On the sixth of February in 2004, 34-year-old Eric LeMarque was in a dark place. His NHL career was over; he was addicted to crystal meth, and facing a jail sentence. Unbeknownst to him, things were about to get a whole lot worse.
Making an impulsive, late snowboarding run on California’s Mammoth Mountain ski resort, LeMarque was disorientated in an oncoming blizzard and became lost in the freezing wilderness.
His incredible story of survival against the odds has been dramatised in 6 Below, adapted from his memoir Crystal Clear and starring Josh Hartnett, who gives an incredibly committed performance as the troubled athlete.
“There’s nothing you can’t overcome with the right attitude, determination, and faith”
“Josh was thrown into freezing water, thrown onto the ice to play hockey, on a mountain snowboarding, and subjected to extreme, freezing temperatures – he was a real trooper,” LeMarque agrees. “Additionally, he also reduced his calorie intake so he could lose a dramatic amount of weight, as you see in the film.
“We met several times through FaceTime,” he adds, “and spent time asking each other questions and getting to know each other so that he could pick up on my personality as well.”
During his eight-day ordeal, LeMarque endured sub-zero temperatures, a lack of food, the presence of hungry wolves, and a plunge into an icy river – all the while suffering from drug withdrawal. When asked how he felt during the experience, he offers the short version.
“There’s the loneliness as well as the exposure and worsening frostbite, knowing I was going to lose my feet, as well as the withdrawals I was facing that were making me sick,” he says. “I vowed that I was not going to let my parents find me this way. That was motivation for myself. I created a self-mantra and I vowed I would always have to take ten steps before I stopped to rest.”
He also reveals that certain aspects of his harrowing experience have not been dramatised in 6 Below.
“There was some divine intervention that happened that is in the book but not in the film, because I didn’t want people to think I was lying. Twice it happened. I had to cross a ravine, and I looked back and there were no footprints in the snow; I was confused how I had gotten there.
“I didn’t meet God on the mountain, or anything like that,” he continues. “What I did meet was the Spirit of Death – an entity that appeared to me many times, that was absolutely rank. It stunk, and was laughing and taunting me. I had nightmares from two things for years after 2004 – the Spirit of Death and the wind.”
Giving up was never an option. LeMarque attributes his survival to his physical fitness and staying off the snow as much as possible; digging insulating snow shelters lined with debris, pine needles and branches.

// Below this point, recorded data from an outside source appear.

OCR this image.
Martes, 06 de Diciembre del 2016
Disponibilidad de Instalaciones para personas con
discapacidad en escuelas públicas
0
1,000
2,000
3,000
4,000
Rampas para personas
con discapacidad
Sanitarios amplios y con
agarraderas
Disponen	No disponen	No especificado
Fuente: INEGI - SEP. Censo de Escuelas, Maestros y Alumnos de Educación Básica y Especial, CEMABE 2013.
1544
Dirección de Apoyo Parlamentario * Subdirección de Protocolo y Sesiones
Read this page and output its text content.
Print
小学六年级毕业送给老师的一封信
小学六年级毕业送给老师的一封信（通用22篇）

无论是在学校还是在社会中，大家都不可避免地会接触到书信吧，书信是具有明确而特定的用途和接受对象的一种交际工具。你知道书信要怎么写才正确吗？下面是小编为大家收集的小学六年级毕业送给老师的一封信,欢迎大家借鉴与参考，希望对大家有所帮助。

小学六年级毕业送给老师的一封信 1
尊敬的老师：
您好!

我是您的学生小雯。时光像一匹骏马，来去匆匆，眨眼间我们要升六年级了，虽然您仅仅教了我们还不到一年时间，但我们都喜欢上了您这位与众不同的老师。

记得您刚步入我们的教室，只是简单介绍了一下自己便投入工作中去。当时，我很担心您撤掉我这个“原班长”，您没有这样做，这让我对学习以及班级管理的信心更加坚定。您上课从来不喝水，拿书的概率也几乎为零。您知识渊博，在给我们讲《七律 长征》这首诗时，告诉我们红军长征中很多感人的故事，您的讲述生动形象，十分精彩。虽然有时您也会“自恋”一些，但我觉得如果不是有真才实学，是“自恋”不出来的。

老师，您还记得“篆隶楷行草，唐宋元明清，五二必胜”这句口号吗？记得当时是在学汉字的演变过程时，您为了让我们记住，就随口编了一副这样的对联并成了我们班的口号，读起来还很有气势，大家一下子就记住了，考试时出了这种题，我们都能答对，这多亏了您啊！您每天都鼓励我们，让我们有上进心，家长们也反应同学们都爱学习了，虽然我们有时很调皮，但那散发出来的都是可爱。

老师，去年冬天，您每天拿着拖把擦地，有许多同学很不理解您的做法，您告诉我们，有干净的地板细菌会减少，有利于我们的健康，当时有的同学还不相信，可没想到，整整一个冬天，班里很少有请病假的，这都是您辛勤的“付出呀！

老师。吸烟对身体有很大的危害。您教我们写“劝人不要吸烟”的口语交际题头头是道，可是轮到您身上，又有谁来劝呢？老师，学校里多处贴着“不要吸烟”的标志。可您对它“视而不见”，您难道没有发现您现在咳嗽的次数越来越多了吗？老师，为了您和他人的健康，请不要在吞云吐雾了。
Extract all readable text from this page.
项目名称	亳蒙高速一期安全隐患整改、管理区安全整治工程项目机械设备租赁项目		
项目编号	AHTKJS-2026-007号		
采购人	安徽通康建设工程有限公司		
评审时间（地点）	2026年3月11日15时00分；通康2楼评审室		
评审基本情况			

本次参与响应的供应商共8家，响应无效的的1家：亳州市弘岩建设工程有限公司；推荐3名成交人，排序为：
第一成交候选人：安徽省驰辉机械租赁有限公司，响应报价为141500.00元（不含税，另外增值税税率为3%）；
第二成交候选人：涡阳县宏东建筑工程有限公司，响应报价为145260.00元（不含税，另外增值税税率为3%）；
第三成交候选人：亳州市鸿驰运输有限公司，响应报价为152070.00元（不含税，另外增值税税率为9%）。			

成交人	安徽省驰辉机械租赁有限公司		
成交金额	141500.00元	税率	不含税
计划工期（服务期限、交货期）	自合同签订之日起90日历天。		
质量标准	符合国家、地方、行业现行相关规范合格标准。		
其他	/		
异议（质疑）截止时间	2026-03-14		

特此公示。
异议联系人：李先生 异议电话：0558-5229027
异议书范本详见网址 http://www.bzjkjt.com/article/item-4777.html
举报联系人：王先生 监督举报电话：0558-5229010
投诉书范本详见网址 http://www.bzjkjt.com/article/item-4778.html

“I always knew I would make it,” he says. “I was more upset at myself, [because] this was the one and only time that I ever forgot my two-way radio and my altitude torch lighter. I would have been able to make a big fire, I would have been able to signal someone.”
LeMarque, now a motivational speaker and director of operations at an IT company, hopes that viewers will take away several inspiring messages from 6 Below. “If you never quit, you always win. There’s nothing you can’t overcome with the right attitude, determination and faith. And no matter how experienced you are at something, all it takes is just one time to be caught unprepared and have your life change forever.”